I should be blogging about radicalisation in Europe – a topic I have been looking at for many years – but it is Bin Laden’s new tape which has caught my imagination.
Assuming it really is Bin Laden – and all the experts seem to think so – the recording proves that Bin Laden is alive and able to communicate with the outside world.
Many questions remain unanswered, however. Where is Bin Laden? Why is it so difficult to find him? Does it matter?
I obviously don’t know where Bin Laden is. Over the years, people have tried to convince me of the wildest theories, ranging from Bin Laden sipping tea somewhere in India to him being locked away in a secret CIA prison in Morocco.
Needless to say, none of my informants could produce even the slightest shred of evidence to substantiate any of these claims.
Still the most plausible scenario is what a very, very senior American intelligence official told me eighteen months ago. Namely that Bin Laden is likely to be somewhere in the Pakistani region of Waziristan.

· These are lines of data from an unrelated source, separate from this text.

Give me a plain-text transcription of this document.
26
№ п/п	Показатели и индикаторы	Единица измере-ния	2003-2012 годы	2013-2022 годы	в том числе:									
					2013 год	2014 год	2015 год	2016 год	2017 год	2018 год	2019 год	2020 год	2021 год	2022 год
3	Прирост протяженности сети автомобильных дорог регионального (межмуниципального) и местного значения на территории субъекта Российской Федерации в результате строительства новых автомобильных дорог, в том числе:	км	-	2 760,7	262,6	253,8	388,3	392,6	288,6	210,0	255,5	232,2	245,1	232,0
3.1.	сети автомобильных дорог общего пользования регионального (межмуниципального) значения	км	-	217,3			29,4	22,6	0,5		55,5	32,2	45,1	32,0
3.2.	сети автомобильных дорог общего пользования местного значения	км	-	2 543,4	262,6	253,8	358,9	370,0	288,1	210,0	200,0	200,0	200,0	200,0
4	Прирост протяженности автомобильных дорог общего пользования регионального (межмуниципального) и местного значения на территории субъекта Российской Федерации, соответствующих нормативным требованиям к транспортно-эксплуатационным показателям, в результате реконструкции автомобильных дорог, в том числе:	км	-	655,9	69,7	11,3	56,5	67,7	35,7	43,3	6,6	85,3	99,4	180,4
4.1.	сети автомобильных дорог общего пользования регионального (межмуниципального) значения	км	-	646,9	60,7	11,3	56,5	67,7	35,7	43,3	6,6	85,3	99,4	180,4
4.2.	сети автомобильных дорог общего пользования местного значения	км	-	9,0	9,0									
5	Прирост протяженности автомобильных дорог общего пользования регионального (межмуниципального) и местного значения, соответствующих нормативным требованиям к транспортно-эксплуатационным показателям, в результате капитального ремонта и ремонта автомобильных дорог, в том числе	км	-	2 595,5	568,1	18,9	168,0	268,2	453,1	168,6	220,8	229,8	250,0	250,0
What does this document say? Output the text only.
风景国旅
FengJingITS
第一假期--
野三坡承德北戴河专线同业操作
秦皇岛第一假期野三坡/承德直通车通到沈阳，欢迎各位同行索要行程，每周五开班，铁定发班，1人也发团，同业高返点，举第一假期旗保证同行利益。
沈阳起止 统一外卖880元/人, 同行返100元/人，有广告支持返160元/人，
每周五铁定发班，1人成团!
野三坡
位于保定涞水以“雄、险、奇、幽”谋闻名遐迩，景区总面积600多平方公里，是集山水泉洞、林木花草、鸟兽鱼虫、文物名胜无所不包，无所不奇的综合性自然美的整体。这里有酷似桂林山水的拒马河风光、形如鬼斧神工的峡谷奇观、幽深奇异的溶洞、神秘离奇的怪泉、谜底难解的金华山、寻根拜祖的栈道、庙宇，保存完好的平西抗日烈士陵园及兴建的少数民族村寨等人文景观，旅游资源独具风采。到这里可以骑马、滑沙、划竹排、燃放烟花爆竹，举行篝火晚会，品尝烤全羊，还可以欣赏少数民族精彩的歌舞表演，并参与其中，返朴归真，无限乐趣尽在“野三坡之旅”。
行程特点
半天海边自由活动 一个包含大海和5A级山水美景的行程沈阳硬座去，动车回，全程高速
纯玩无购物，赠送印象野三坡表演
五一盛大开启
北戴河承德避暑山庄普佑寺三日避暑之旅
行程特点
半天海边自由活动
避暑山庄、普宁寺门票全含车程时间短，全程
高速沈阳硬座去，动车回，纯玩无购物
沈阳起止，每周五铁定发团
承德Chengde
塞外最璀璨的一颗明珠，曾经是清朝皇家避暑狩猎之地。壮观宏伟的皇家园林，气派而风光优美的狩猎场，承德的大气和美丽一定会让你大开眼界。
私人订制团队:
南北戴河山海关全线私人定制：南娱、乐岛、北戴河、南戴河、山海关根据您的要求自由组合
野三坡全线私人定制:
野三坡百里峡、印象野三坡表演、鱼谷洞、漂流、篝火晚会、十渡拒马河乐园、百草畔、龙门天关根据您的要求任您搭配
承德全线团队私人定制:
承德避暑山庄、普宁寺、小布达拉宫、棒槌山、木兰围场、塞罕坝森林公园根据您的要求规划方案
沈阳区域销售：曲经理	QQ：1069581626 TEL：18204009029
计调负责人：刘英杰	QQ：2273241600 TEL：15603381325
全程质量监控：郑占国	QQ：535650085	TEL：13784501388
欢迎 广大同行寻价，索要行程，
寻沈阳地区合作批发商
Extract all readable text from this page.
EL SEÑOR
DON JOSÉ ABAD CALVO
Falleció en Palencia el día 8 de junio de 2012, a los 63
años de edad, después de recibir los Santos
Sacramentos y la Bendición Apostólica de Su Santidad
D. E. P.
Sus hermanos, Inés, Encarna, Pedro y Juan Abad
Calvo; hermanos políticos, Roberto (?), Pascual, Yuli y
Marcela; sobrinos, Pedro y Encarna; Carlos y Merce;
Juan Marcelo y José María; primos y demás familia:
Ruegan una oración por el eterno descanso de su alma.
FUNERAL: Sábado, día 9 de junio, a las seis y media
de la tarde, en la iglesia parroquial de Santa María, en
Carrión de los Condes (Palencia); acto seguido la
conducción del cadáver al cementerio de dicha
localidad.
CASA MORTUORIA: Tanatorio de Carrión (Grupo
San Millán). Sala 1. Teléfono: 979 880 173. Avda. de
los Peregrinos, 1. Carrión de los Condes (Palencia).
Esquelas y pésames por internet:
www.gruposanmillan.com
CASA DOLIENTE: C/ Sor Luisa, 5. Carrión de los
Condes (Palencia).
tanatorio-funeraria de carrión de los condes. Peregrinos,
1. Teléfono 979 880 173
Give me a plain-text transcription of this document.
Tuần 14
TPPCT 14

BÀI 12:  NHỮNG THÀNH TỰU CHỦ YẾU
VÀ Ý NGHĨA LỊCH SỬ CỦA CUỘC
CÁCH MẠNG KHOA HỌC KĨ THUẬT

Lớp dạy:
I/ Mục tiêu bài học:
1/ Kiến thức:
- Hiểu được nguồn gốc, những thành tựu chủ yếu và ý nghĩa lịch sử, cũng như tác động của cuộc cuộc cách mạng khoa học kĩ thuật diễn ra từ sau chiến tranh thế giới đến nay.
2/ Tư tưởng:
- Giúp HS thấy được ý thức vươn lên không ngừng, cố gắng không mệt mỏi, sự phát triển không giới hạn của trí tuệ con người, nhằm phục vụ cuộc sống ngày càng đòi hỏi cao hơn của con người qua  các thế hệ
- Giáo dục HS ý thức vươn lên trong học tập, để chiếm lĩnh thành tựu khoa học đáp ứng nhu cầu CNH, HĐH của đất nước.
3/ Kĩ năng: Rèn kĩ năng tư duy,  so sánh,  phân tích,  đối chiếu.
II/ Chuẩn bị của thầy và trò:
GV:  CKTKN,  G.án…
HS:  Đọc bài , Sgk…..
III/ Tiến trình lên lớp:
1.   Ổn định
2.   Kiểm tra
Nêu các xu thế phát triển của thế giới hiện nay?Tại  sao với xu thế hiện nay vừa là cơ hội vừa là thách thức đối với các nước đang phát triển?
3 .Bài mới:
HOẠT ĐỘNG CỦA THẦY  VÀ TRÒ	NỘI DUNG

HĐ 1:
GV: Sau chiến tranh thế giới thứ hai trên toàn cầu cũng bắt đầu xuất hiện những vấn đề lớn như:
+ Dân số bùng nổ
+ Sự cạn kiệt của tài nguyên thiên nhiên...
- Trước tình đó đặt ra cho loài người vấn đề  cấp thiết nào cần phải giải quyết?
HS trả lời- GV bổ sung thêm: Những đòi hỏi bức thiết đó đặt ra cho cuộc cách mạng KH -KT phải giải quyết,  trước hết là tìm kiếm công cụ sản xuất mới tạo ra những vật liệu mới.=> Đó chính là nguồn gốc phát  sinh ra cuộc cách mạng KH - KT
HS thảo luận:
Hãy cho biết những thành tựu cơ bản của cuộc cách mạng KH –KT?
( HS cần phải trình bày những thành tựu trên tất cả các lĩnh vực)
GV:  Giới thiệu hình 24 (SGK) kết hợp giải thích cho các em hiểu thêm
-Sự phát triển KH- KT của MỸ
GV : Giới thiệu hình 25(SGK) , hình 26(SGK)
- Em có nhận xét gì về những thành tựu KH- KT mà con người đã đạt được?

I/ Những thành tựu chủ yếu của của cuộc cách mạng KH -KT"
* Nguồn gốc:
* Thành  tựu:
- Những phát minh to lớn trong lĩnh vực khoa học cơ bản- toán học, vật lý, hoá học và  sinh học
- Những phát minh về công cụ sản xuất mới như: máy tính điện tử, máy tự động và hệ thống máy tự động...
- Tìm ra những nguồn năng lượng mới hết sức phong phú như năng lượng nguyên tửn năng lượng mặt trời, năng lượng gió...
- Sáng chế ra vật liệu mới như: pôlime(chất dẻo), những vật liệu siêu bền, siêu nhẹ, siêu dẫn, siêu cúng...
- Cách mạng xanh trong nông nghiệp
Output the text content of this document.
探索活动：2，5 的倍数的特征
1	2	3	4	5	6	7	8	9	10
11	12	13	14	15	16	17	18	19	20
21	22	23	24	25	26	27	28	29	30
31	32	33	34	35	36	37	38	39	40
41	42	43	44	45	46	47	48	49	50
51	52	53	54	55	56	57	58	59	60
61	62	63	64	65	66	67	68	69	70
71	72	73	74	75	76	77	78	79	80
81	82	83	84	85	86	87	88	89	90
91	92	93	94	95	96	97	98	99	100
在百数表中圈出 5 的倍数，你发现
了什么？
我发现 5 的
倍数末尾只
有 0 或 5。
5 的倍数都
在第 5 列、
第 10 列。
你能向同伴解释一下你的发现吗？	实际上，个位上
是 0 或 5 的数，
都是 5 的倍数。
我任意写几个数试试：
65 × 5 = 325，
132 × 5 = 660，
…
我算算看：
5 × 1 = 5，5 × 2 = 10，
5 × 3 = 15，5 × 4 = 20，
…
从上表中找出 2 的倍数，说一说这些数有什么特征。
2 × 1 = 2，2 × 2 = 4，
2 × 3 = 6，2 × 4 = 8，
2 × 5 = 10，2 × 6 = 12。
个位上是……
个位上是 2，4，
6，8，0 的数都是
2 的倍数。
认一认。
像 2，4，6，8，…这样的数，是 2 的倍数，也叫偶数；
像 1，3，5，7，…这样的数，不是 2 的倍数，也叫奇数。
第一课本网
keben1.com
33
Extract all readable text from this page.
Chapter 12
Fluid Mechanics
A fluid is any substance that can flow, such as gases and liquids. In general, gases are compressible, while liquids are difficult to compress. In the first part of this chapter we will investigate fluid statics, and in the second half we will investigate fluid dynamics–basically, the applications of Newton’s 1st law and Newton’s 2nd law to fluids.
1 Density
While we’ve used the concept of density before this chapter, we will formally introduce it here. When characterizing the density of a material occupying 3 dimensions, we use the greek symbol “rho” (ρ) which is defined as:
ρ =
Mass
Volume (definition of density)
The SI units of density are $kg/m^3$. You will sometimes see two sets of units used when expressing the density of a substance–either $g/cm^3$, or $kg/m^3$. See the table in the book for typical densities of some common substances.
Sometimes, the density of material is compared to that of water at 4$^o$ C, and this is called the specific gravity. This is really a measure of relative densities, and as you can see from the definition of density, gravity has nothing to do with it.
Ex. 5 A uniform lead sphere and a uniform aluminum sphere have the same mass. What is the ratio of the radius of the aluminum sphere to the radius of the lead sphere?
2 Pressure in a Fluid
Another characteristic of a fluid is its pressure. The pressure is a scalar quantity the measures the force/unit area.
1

In his own words: ‘We haven’t stopped looking for him. We still do. But we haven’t had any signal or indication for a long while. It’s embarrassing, but we really don’t know where he is.’
Does it matter? I think it does.
Bin Laden is clearly no longer running Al Qaeda in operational terms. Nor is he the inspirational figure he once was. But he is still an important symbol.
He is the face of 9/11 – Al Qaeda’s one victory, its one moment of undisputed ‘glory’.
No one wants to back a loser. As Bin Laden himself put it: ‘When people see a strong horse and a weak horse, by nature, they will like the strong horse.’
I am under no illusions, of course. The problem won’t be solved with Bin Laden’s capture or death.
But if Bin Laden was to be found and caught, the Al Qaeda brand – its mystique and sense of invincibility – would surely take a serious hit.